A one-time coal bin and record storage center has become, this fall, the focus of a new College research project. "Unit B" of the University Health Services, using a $420,000 grant from the National Institutes of Health, has begun a program of testing freshmen to measure psychological and sociological changes during their undergraduate years.

"We want to discover what happens to individuals when they come to Harvard, and whether or not they change their viewpoints," Dr. Charles E. Bidwell, research sociologist of the Health Services, comments.
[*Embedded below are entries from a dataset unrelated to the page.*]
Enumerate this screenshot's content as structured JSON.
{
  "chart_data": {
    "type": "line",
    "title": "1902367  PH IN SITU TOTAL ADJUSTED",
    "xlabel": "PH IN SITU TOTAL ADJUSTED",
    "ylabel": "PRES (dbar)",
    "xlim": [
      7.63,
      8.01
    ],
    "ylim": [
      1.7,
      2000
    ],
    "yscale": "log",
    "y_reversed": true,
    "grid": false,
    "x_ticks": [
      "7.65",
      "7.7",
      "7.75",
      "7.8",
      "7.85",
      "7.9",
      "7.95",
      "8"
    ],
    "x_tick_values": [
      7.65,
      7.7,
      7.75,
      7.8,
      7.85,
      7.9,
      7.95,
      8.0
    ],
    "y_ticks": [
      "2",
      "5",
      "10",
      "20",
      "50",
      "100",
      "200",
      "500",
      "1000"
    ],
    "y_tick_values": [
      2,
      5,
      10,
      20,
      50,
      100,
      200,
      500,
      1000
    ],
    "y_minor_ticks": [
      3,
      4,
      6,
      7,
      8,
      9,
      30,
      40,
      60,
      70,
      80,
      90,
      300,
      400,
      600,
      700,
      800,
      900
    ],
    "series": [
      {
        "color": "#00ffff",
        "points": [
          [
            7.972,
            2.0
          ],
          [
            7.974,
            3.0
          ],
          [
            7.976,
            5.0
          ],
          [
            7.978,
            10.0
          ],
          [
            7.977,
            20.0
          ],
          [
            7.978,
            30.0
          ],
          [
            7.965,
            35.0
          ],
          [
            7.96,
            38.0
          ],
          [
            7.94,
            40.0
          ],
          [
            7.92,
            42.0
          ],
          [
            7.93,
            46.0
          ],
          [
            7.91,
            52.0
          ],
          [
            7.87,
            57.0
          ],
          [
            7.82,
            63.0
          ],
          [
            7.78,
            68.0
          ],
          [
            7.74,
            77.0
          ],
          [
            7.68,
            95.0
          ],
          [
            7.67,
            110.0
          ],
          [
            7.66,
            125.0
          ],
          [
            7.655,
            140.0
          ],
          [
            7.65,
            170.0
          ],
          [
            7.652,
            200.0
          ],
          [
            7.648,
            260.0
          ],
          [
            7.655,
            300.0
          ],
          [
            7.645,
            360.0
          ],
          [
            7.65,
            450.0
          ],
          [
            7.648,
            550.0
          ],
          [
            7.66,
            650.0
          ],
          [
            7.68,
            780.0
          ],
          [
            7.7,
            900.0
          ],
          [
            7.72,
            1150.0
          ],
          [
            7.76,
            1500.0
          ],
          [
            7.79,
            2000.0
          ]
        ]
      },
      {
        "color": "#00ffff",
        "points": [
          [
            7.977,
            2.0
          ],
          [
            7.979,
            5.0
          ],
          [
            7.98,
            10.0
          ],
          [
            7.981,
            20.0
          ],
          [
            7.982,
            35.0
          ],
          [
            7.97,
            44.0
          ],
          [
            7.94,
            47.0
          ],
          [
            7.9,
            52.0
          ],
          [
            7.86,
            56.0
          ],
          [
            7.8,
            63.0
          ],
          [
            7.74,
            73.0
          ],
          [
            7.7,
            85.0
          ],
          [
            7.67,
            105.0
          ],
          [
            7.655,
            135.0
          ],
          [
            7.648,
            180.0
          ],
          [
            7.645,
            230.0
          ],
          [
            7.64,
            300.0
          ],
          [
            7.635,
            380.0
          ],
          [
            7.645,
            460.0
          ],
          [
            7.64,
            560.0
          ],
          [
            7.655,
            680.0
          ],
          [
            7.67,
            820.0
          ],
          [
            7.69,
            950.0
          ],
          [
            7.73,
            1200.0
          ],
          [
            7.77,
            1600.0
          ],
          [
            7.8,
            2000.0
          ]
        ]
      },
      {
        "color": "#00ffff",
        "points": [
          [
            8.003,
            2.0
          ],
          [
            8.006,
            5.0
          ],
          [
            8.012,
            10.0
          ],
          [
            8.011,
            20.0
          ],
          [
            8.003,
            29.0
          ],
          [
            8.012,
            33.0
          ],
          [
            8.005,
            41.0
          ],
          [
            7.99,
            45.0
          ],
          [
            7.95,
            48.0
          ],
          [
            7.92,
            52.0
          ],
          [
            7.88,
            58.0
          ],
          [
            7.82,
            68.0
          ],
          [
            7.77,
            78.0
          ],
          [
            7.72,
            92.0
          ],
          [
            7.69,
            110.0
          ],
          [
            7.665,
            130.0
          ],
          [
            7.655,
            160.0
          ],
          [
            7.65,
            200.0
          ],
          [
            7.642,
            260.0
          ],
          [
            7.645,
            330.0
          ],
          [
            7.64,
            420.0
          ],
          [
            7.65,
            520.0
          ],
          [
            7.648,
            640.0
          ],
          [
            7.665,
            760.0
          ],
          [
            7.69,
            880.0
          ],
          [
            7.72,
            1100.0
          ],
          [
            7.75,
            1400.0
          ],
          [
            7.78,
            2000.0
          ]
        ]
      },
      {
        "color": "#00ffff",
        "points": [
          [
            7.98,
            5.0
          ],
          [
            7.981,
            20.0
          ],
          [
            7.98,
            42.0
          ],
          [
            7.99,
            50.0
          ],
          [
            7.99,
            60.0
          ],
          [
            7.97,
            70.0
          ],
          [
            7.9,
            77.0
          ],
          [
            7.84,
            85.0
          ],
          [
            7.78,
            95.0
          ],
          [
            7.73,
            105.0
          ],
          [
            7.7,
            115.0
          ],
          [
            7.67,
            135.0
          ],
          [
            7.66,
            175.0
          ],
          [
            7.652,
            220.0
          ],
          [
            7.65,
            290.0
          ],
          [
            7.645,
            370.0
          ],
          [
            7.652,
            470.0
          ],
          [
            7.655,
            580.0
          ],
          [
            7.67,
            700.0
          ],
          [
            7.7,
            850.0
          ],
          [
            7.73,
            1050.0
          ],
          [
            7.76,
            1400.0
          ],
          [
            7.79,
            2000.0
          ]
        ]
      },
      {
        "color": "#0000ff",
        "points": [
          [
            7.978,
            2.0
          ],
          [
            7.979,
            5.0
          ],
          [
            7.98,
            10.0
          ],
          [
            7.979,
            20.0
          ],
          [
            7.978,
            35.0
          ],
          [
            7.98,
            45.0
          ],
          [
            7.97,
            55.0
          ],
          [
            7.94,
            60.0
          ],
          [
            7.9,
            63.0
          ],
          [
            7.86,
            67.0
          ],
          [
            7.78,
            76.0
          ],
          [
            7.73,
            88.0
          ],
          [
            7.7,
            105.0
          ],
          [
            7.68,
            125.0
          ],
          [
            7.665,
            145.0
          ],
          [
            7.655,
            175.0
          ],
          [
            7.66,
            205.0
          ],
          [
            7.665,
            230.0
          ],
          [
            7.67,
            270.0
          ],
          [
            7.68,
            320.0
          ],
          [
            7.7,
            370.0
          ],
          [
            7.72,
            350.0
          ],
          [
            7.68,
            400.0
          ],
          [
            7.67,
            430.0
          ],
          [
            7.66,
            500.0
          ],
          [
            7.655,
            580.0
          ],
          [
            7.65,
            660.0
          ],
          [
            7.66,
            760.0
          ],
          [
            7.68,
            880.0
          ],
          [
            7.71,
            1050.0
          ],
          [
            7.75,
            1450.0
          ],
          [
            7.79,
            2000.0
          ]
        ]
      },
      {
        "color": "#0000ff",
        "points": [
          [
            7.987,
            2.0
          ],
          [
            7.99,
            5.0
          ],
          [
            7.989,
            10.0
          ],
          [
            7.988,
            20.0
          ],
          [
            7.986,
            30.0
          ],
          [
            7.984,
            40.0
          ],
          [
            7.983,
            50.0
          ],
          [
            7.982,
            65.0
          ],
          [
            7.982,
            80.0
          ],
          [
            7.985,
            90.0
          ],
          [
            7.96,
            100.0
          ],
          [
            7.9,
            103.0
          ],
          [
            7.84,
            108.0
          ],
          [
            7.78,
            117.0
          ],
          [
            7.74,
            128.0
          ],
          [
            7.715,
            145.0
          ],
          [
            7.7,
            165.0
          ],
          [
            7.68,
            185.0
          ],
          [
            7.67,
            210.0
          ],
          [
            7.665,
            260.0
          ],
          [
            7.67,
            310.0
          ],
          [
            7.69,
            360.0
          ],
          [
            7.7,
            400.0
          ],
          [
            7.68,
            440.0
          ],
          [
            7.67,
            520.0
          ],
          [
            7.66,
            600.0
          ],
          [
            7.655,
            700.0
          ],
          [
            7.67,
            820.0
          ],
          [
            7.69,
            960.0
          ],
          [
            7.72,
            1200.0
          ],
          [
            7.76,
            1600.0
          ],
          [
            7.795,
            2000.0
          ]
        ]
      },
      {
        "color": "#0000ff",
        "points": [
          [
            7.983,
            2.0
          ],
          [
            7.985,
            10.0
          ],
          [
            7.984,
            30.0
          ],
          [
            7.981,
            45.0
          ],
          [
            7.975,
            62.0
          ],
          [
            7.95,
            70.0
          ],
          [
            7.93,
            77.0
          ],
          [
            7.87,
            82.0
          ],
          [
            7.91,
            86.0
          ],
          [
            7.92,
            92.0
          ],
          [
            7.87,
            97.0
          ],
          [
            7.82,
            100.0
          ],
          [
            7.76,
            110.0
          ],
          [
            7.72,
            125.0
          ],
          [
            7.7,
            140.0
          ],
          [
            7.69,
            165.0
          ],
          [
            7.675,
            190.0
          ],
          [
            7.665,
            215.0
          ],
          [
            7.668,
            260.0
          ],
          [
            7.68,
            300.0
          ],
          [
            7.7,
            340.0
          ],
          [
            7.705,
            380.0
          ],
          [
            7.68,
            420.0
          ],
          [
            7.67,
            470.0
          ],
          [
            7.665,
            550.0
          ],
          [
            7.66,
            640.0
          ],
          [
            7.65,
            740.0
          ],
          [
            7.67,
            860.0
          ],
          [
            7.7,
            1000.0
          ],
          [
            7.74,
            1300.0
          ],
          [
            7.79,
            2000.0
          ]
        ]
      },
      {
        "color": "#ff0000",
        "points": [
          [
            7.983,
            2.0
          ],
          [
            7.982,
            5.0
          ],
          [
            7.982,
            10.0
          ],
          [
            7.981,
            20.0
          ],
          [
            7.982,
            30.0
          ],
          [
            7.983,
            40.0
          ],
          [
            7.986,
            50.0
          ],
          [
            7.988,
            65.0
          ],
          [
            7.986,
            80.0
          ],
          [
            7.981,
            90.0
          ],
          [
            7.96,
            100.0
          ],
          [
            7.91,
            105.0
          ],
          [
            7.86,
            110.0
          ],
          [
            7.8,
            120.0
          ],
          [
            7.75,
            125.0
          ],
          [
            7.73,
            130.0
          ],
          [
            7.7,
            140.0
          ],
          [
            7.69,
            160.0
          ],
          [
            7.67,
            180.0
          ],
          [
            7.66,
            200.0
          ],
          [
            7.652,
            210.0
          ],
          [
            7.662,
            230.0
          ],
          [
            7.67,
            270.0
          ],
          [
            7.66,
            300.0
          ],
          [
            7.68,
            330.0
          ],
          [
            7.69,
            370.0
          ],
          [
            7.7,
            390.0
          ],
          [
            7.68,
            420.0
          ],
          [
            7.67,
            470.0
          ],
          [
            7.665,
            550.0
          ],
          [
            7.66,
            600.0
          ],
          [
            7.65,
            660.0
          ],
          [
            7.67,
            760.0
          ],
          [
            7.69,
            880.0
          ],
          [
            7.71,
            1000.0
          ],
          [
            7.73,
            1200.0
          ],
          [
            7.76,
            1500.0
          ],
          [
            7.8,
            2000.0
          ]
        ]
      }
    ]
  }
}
In the five-year study, members of the Unit B staff will try to ascertain the relation between an individual and the College, and the extent to which their interaction produces changes in the individual.

The impact of a college upon its students, says Stanley H. King, associate director of research at the Health Services, "has never received the full study it deserves." "We are not interested in the abnormal person, but in the average college student, and in the changes he undergoes during four years."

Project Has Two Leveis

For the rest of this year, the project will continue on at least two levels. A random sample of 100 members of the Class of 1963 will undergo additional testing; they will be paid for voluntary work this year. As a second program, Dr. Bidwell is interviewing 70 students--20 seniors and juniors, 50 sophomores and freshmen--on an intensive basis.

The main portion of the research, however, will start with the Class of 1964. After pinpointing the psychological variables this year, the members of the project will choose a sample group from '64 and follow them through four years at Harvard. By means of tests, interviews, and the like, the researchers hope to chart the changes in each individual.

"It's easy to lose a person in a welter of data," Dr. Bidwell notes, "but our main concern is for the individual." Students cannot be categorized into single groups, he feels, and thus the project definitely has a slant toward individuality. Although no final results can be expected for a few years, the new Unit B may soon produce some significant insights into the inter-relation of the individual and the College.